I have a very close relationship with older people because I am from the candomblé. Children and old people are extremes that, inside the terreiro, we take care of, care for them like pearls, really: the old ones because they keep the knowledge and the children because they keep the expectation of learning to guarantee the continuity. When I arrived in São Paulo at the age of 19, I saw a very different reality from life in Salvador: people barely greeted each other and the older ones moved around in the city as if they didn’t pay much attention. That really frightened me. One day I was at a bus stop and there was a black lady cursing at her children and family because it was her birthday and there was no one (there) to celebrate. It was next to the Municipal Theater, with a fantastic architecture, and a rare sunny day in São Paulo. I had on headphones, listening to (MPB musician) Caetano Veloso, I was happy and she was very angry, it didn’t fit. She tried to talk and I said that the theater was beautiful, it was sunny. Then she gave up trying to talk to me and began to cry in silence, afraid to bother me…It completely disconcerted me. I spent a couple of nights thinking about that image and from there was born the idea of the film, to think about what the impact of loneliness could be on black already aged female bodies.
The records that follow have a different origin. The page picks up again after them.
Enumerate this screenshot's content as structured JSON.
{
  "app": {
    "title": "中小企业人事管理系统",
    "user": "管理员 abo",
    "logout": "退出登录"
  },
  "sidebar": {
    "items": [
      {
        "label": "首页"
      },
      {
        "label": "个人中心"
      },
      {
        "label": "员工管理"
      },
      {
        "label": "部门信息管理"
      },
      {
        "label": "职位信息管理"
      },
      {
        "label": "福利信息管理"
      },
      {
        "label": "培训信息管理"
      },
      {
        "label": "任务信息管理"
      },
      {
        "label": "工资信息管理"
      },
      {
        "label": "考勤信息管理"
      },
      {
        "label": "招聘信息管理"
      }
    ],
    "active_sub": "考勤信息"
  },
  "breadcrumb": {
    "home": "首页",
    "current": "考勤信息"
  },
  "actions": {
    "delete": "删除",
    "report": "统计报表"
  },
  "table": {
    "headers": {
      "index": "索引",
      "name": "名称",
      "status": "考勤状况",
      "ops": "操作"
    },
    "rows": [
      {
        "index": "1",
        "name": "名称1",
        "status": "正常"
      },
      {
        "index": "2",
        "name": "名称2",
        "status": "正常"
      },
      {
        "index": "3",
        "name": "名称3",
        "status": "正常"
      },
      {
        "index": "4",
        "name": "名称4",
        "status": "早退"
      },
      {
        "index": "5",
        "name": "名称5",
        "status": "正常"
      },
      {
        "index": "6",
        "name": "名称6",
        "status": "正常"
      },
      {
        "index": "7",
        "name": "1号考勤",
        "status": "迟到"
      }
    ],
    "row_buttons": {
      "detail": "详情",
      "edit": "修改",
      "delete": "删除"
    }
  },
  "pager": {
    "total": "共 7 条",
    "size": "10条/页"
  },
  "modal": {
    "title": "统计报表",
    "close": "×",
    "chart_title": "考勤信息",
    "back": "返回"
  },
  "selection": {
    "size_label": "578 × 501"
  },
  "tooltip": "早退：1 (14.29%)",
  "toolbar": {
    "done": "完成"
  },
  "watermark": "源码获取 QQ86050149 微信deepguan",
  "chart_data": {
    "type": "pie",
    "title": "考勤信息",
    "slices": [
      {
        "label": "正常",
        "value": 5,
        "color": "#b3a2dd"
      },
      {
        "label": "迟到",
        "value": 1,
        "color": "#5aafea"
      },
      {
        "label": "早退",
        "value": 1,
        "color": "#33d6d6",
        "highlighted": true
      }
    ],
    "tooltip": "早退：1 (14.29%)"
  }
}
A little while ago you mentioned machismo. Are black men are very macho/sexist?
Machismo is a plague that is there and attacked all the trees, including the black men. Yes, there is also tension between the female and male black existence. There is tension in the world. We have discussed, for example, the issue of genocide in Brazil. There is a genocide of the black youth that is mainly comprised of black boys. And there is also a femicide that needs to be considered.
Genocide and femicide. Can it materialize?
The Brazilian state has several ways of taking black people’s lives. The guys are more exposed to direct police action. And there is the issue of access to health, for example: it is absurd, black women go to the public system and leave from there because the doctors don’t touch, don’t examine them. The moment of childbirth is violence, women are on the stretcher screaming and doctors say, “Ah, at that moment it didn’t hurt, did it?” Absurd things that black women still go through in the health system and there are deaths because of these atrocities. There are also black lesbians walking through the streets in Brazil and they are beaten because they exchange affection.
Does this not happen to other women?
There are stories of white lesbians who get verbal insults but it’s different. In the minds of the Brazilian population, if one is going to assault a white body one still thinks twice, three times. To attack a black body there is no barrier, there is no limit.
You have, therefore, many reasons to continue your struggle…
Exactly. I will continue existing. I do Law, I make movies, I want to do other things but, deep down, all this is to be sure that I have the right to exist in this way that I am, being a black woman. And I’m going to fight for my whole life!